Книга жизни. Воспоминания, 1855–1918 гг. | страница 59
Кстати, о внешнем облике Тургенева. Расскажу по поводу его портрета следующее.
Идем — я и Матэ — из Академии домой через замерзшую Неву. Валит снег. Мерзейшая февральская погода 1875 года. Матэ развивает идею:
— Хорошо бы, Гнедич, нам заняться с вами изданием галереи писателей. Выбрали бы портреты Крамского, Репина, Брюллова, Кипренского. Я бы гравировал, а вы бы писали биографии. Я слыхал, что Харламов [34] в Париже написал Тургенева, вот с него и начать. И пойдет дело. Мы ведь не из-за барышей с вами дело делать будем, а серьезно.
А на другой день после этого — извещение в газетах, что Тургенев на днях приедет из Парижа в Петербург.
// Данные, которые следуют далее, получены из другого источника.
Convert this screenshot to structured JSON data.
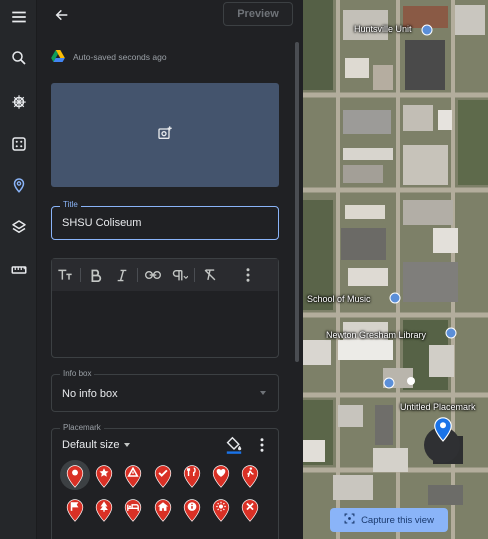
{
  "rail": {
    "items": [
      {
        "name": "menu-icon"
      },
      {
        "name": "search-icon"
      },
      {
        "name": "voyager-wheel-icon"
      },
      {
        "name": "dice-icon"
      },
      {
        "name": "projects-pin-icon"
      },
      {
        "name": "layers-icon"
      },
      {
        "name": "ruler-icon"
      }
    ]
  },
  "header": {
    "preview_label": "Preview"
  },
  "autosave": {
    "text": "Auto-saved seconds ago"
  },
  "title_field": {
    "label": "Title",
    "value": "SHSU Coliseum"
  },
  "info_box": {
    "label": "Info box",
    "value": "No info box"
  },
  "placemark": {
    "label": "Placemark",
    "size_value": "Default size",
    "pin_color": "#d93025",
    "icons": [
      "dot",
      "star",
      "triangle",
      "check",
      "restaurant",
      "heart",
      "walk",
      "flag",
      "tree",
      "bed",
      "home",
      "info",
      "sun",
      "close"
    ]
  },
  "map": {
    "labels": {
      "huntsville": "Huntsville Unit",
      "music": "School of Music",
      "library": "Newton Gresham Library",
      "untitled": "Untitled Placemark"
    },
    "capture_label": "Capture this view",
    "marker_color": "#1a73e8"
  }
}
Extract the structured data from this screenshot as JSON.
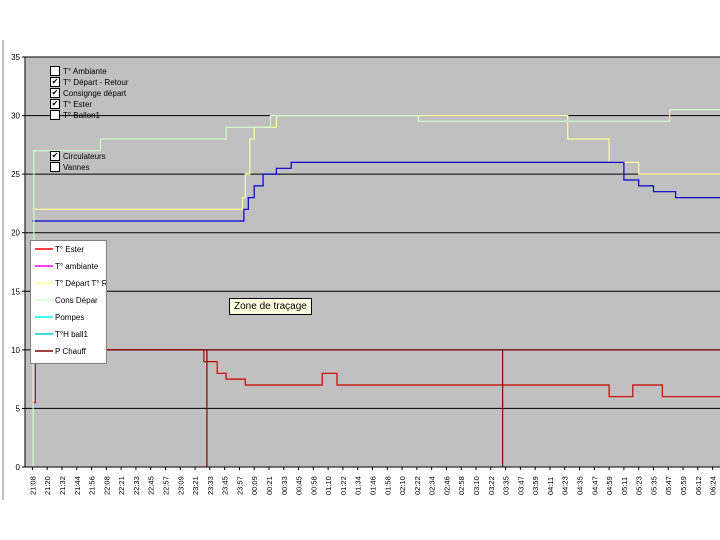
{
  "chart_data": {
    "type": "line",
    "ylim": [
      0,
      35
    ],
    "yticks": [
      0,
      5,
      10,
      15,
      20,
      25,
      30,
      35
    ],
    "xticks": [
      "21:08",
      "21:20",
      "21:32",
      "21:44",
      "21:56",
      "22:08",
      "22:21",
      "22:33",
      "22:45",
      "22:57",
      "23:09",
      "23:21",
      "23:33",
      "23:45",
      "23:57",
      "00:09",
      "00:21",
      "00:33",
      "00:45",
      "00:58",
      "01:10",
      "01:22",
      "01:34",
      "01:46",
      "01:58",
      "02:10",
      "02:22",
      "02:34",
      "02:46",
      "02:58",
      "03:10",
      "03:22",
      "03:35",
      "03:47",
      "03:59",
      "04:11",
      "04:23",
      "04:35",
      "04:47",
      "04:59",
      "05:11",
      "05:23",
      "05:35",
      "05:47",
      "05:59",
      "06:12",
      "06:24"
    ],
    "grid": true,
    "background": "#c0c0c0",
    "series": [
      {
        "name": "T° Départ - Retour",
        "color": "#ffff99",
        "x": [
          0,
          4.8,
          5.0,
          13.5,
          14.0,
          14.2,
          14.4,
          14.7,
          15.0,
          15.8,
          16.5,
          25.0,
          26.5,
          35.0,
          36.2,
          37.0,
          37.8,
          38.5,
          39.0,
          40.0,
          41.0,
          42.0,
          43.0,
          44.0,
          46.5
        ],
        "y": [
          22,
          22,
          22,
          22,
          22,
          23,
          25,
          28,
          29,
          29,
          30,
          30,
          30,
          30,
          28,
          28,
          28,
          28,
          26,
          26,
          25,
          25,
          25,
          25,
          25
        ]
      },
      {
        "name": "Consignge départ",
        "color": "#ccffcc",
        "x": [
          0,
          4.5,
          4.6,
          13.0,
          13.1,
          16.0,
          16.1,
          26.0,
          26.1,
          43.0,
          43.1,
          46.5
        ],
        "y": [
          27,
          27,
          28,
          28,
          29,
          29,
          30,
          30,
          29.5,
          29.5,
          30.5,
          30.5
        ]
      },
      {
        "name": "T° Ester",
        "color": "#0000cc",
        "x": [
          0,
          13.6,
          14.0,
          14.3,
          14.6,
          15.0,
          15.6,
          16.5,
          17.5,
          30.0,
          39.0,
          40.0,
          41.0,
          42.0,
          43.5,
          46.5
        ],
        "y": [
          21,
          21,
          21,
          22,
          23,
          24,
          25,
          25.5,
          26,
          26,
          26,
          24.5,
          24,
          23.5,
          23,
          23
        ]
      },
      {
        "name": "T° Ester",
        "color": "#cc0000",
        "x": [
          0,
          0.2,
          0.3,
          11.5,
          11.6,
          12.4,
          12.5,
          13.0,
          13.1,
          14.3,
          14.4,
          19.5,
          19.6,
          20.5,
          20.6,
          38.9,
          39.0,
          40.5,
          40.6,
          42.5,
          42.6,
          46.5
        ],
        "y": [
          5.5,
          11,
          10,
          10,
          9,
          9,
          8,
          8,
          7.5,
          7.5,
          7,
          7,
          8,
          8,
          7,
          7,
          6,
          6,
          7,
          7,
          6,
          6
        ]
      },
      {
        "name": "P Chauff",
        "color": "#800000",
        "x": [
          0,
          11.8,
          11.8,
          11.8,
          11.8,
          31.8,
          31.8,
          31.8,
          31.8,
          46.5
        ],
        "y": [
          10,
          10,
          5,
          0,
          10,
          10,
          5,
          0,
          10,
          10
        ]
      },
      {
        "name": "Cons Dépar",
        "color": "#ccffcc",
        "x": [
          0,
          0.05,
          0.1
        ],
        "y": [
          0,
          14,
          27
        ]
      }
    ],
    "legend_entries": [
      {
        "name": "T° Ester",
        "color": "#ff0000"
      },
      {
        "name": "T° ambiante",
        "color": "#ff00ff"
      },
      {
        "name": "T° Départ T° Retour",
        "color": "#ffff99"
      },
      {
        "name": "Cons Dépar",
        "color": "#ccffcc"
      },
      {
        "name": "Pompes",
        "color": "#00ffff"
      },
      {
        "name": "T°H ball1",
        "color": "#00cccc"
      },
      {
        "name": "P Chauff",
        "color": "#800000"
      }
    ]
  },
  "checkboxes": [
    {
      "label": "T° Ambiante",
      "checked": false
    },
    {
      "label": "T° Départ - Retour",
      "checked": true
    },
    {
      "label": "Consignge départ",
      "checked": true
    },
    {
      "label": "T° Ester",
      "checked": true
    },
    {
      "label": "T° Ballon1",
      "checked": false
    }
  ],
  "checkboxes2": [
    {
      "label": "Circulateurs",
      "checked": true
    },
    {
      "label": "Vannes",
      "checked": false
    }
  ],
  "tooltip": "Zone de traçage"
}
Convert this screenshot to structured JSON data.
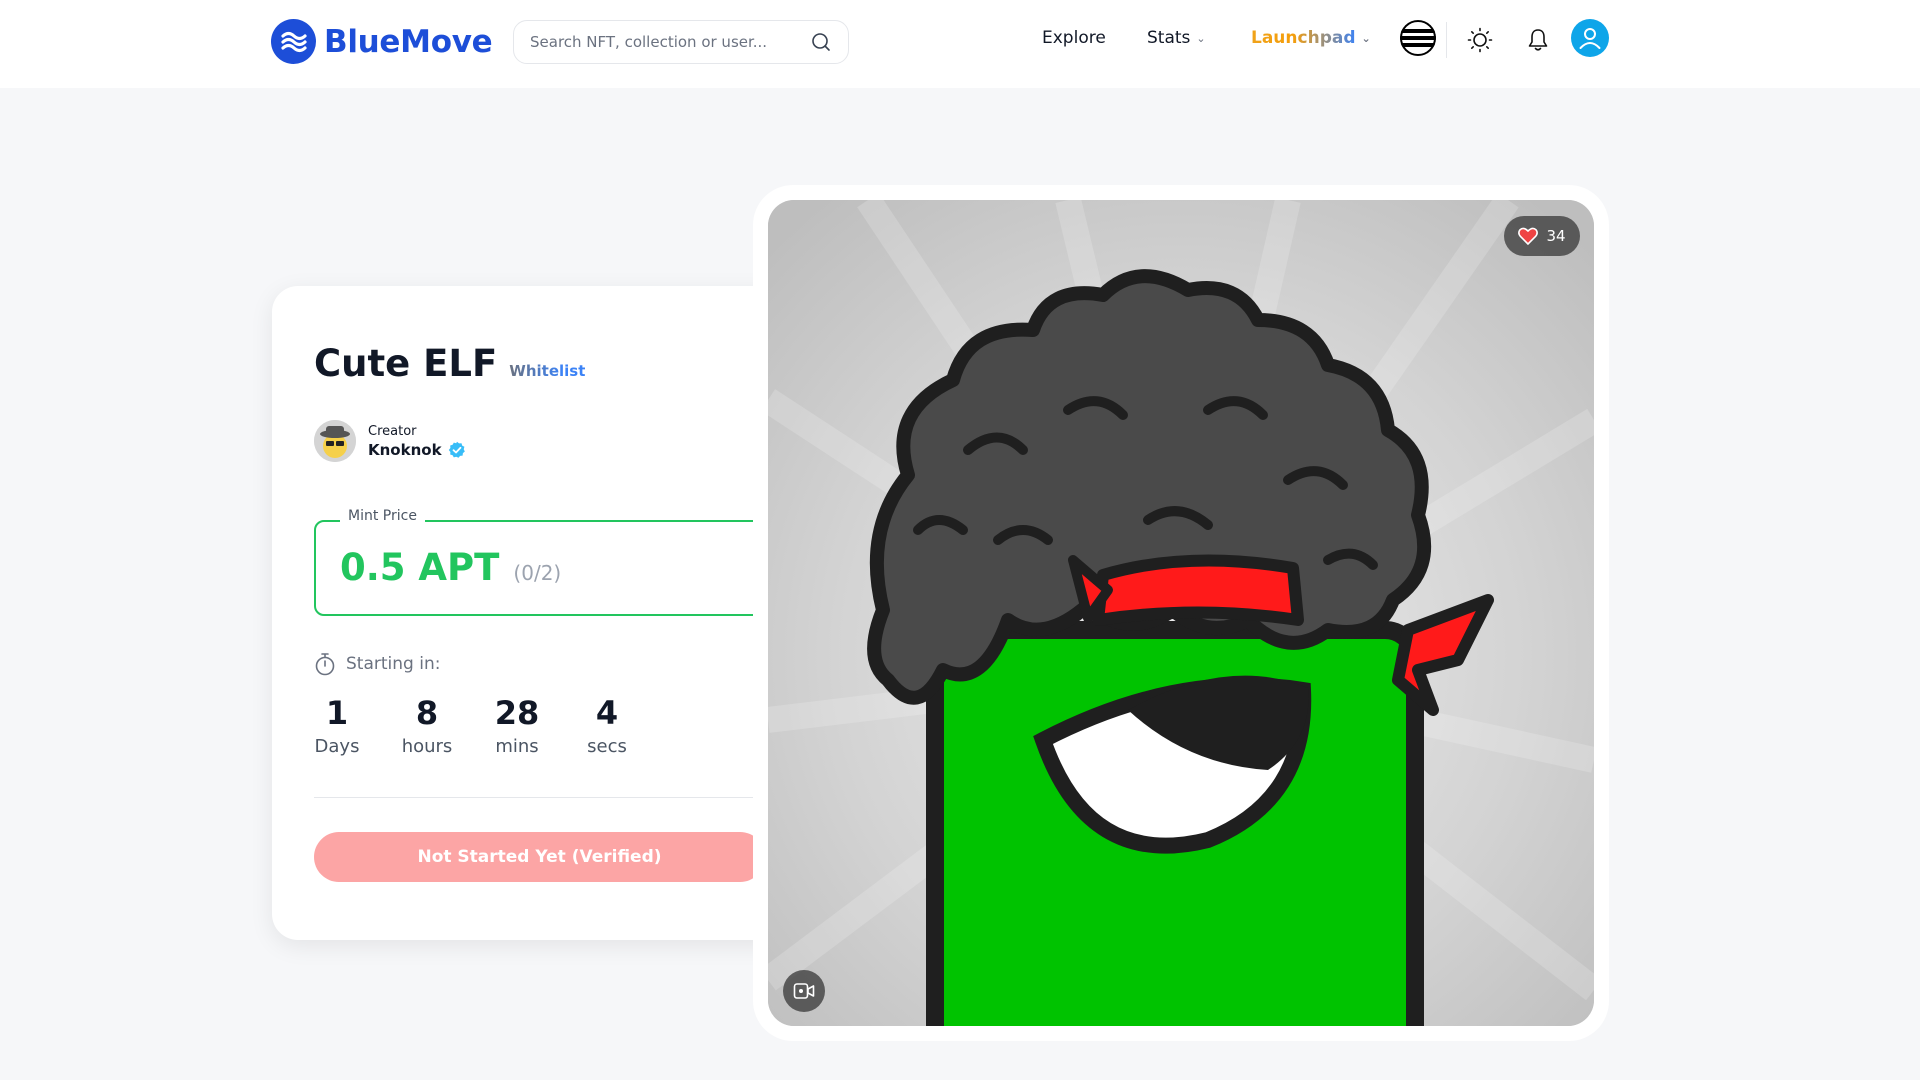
{
  "brand": {
    "name": "BlueMove",
    "color": "#1d4ed8"
  },
  "search": {
    "placeholder": "Search NFT, collection or user..."
  },
  "nav": {
    "explore": "Explore",
    "stats": "Stats",
    "launchpad": "Launchpad"
  },
  "header_icons": [
    "aptos-icon",
    "sun-icon",
    "bell-icon",
    "user-icon"
  ],
  "collection": {
    "title": "Cute ELF",
    "phase": "Whitelist",
    "creator_label": "Creator",
    "creator_name": "Knoknok"
  },
  "mint": {
    "legend": "Mint Price",
    "price": "0.5 APT",
    "count": "(0/2)",
    "accent": "#22c55e"
  },
  "countdown": {
    "label": "Starting in:",
    "units": [
      {
        "value": "1",
        "label": "Days"
      },
      {
        "value": "8",
        "label": "hours"
      },
      {
        "value": "28",
        "label": "mins"
      },
      {
        "value": "4",
        "label": "secs"
      }
    ]
  },
  "action": {
    "label": "Not Started Yet (Verified)",
    "color": "#fca5a5"
  },
  "artwork": {
    "likes": "34"
  }
}
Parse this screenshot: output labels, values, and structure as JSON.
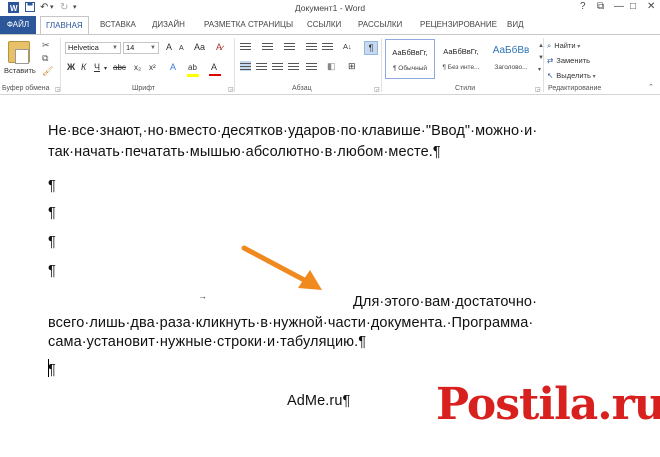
{
  "window": {
    "title": "Документ1 - Word",
    "controls": {
      "help": "?",
      "ribbon_options": "⧉",
      "minimize": "—",
      "maximize": "□",
      "close": "✕"
    }
  },
  "quick_access": {
    "save_icon": "save-icon",
    "undo_icon": "undo-icon",
    "redo_icon": "redo-icon",
    "customize": "▾"
  },
  "tabs": {
    "file": "ФАЙЛ",
    "items": [
      "ГЛАВНАЯ",
      "ВСТАВКА",
      "ДИЗАЙН",
      "РАЗМЕТКА СТРАНИЦЫ",
      "ССЫЛКИ",
      "РАССЫЛКИ",
      "РЕЦЕНЗИРОВАНИЕ",
      "ВИД"
    ],
    "active": "ГЛАВНАЯ"
  },
  "ribbon": {
    "clipboard": {
      "paste_label": "Вставить",
      "group_label": "Буфер обмена"
    },
    "font": {
      "font_name": "Helvetica",
      "font_size": "14",
      "grow": "A",
      "shrink": "A",
      "case": "Aa",
      "bold": "Ж",
      "italic": "К",
      "underline": "Ч",
      "strike": "abc",
      "subscript": "x₂",
      "superscript": "x²",
      "text_effects": "A",
      "highlight": "ab",
      "font_color": "A",
      "group_label": "Шрифт"
    },
    "paragraph": {
      "show_marks": "¶",
      "sort": "A↓",
      "group_label": "Абзац"
    },
    "styles": {
      "items": [
        {
          "sample": "АаБбВвГг,",
          "name": "¶ Обычный"
        },
        {
          "sample": "АаБбВвГг,",
          "name": "¶ Без инте..."
        },
        {
          "sample": "АаБбВв",
          "name": "Заголово..."
        }
      ],
      "group_label": "Стили"
    },
    "editing": {
      "find": "Найти",
      "replace": "Заменить",
      "select": "Выделить",
      "group_label": "Редактирование"
    }
  },
  "document": {
    "lines": [
      "Не·все·знают,·но·вместо·десятков·ударов·по·клавише·\"Ввод\"·можно·и·",
      "так·начать·печатать·мышью·абсолютно·в·любом·месте.¶",
      "¶",
      "¶",
      "¶",
      "¶",
      "Для·этого·вам·достаточно·",
      "всего·лишь·два·раза·кликнуть·в·нужной·части·документа.·Программа·",
      "сама·установит·нужные·строки·и·табуляцию.¶",
      "¶",
      "AdMe.ru¶"
    ],
    "tab_mark": "→"
  },
  "watermark": {
    "text": "Postila.ru"
  },
  "colors": {
    "accent": "#2b579a",
    "arrow": "#f08a1e",
    "watermark": "#d8211f"
  }
}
Я говорю об этом Матэ.
— Что ж, пойдем к нему оба, — предложил он. — Я и рекомендации достану, — у меня кое-кто есть такой.
Остановился Тургенев в "Европейской гостинице". Условились, что пойдем туда, но в назначенный день у Матэ была ангина. Пошел я один.
Иду по коридору третьего этажа и мне страшно. Сейчас я увижу его! Не выгонит он мальчишку, что осмелился нарушить покой великого писателя? Коридор темный или полутемный. Вот и номер, который назвал мне швейцар. И голоса. Спорят о конституции. Кто-то кричит у самой двери:
— Единственный выход — конституция, единственный! Я хотел уже удирать. О конституции говорят, а я со своими портретами!
Вдруг дверь распахивается и на пороге является Григорович, [35] — я сейчас его узнал по портрету Крамского: пробритый подбородок, министерские баки и насмешливые глаза. А за ним огромная фигура в красной вязаной фуфайке без сюртука, что его провожает. Толстый нос, черепаховое пенсне, острый взгляд и седой клок волос, повисших на лоб.
— Вы ко мне? — спрашивает он меня. А голос тоненький, высокий, бабий. — Войдите, милости просим.
Я рекомендуюсь. Он радушно жмет руку. Просит садиться. У окна сидит Полонский и курит длиннейшую сигару. Воздух наполнен синим дымом и колышется в золотистых лучах весеннего солнца. Ковер красный, во всю комнату, и разорванные бумажки лежат. Я сообщаю причину посещения, почему я решился беспокоить, и прочее.
— Видите ли, — говорит Иван Сергеевич добродушно, — нет ни одного схожего портрета, на который бы я мог указать. Меня художники рисуют так, как немцы рисуют львов: выходит старуха в чепце…
— А вот Харламов… — начал я. Он только махнул рукой.
— То же самое! Лучший мой портрет — профильный, что я снимался здесь у Бергамаски. A en-face и его портрет скверный. Не выхожу я похожим на портретах — и конец.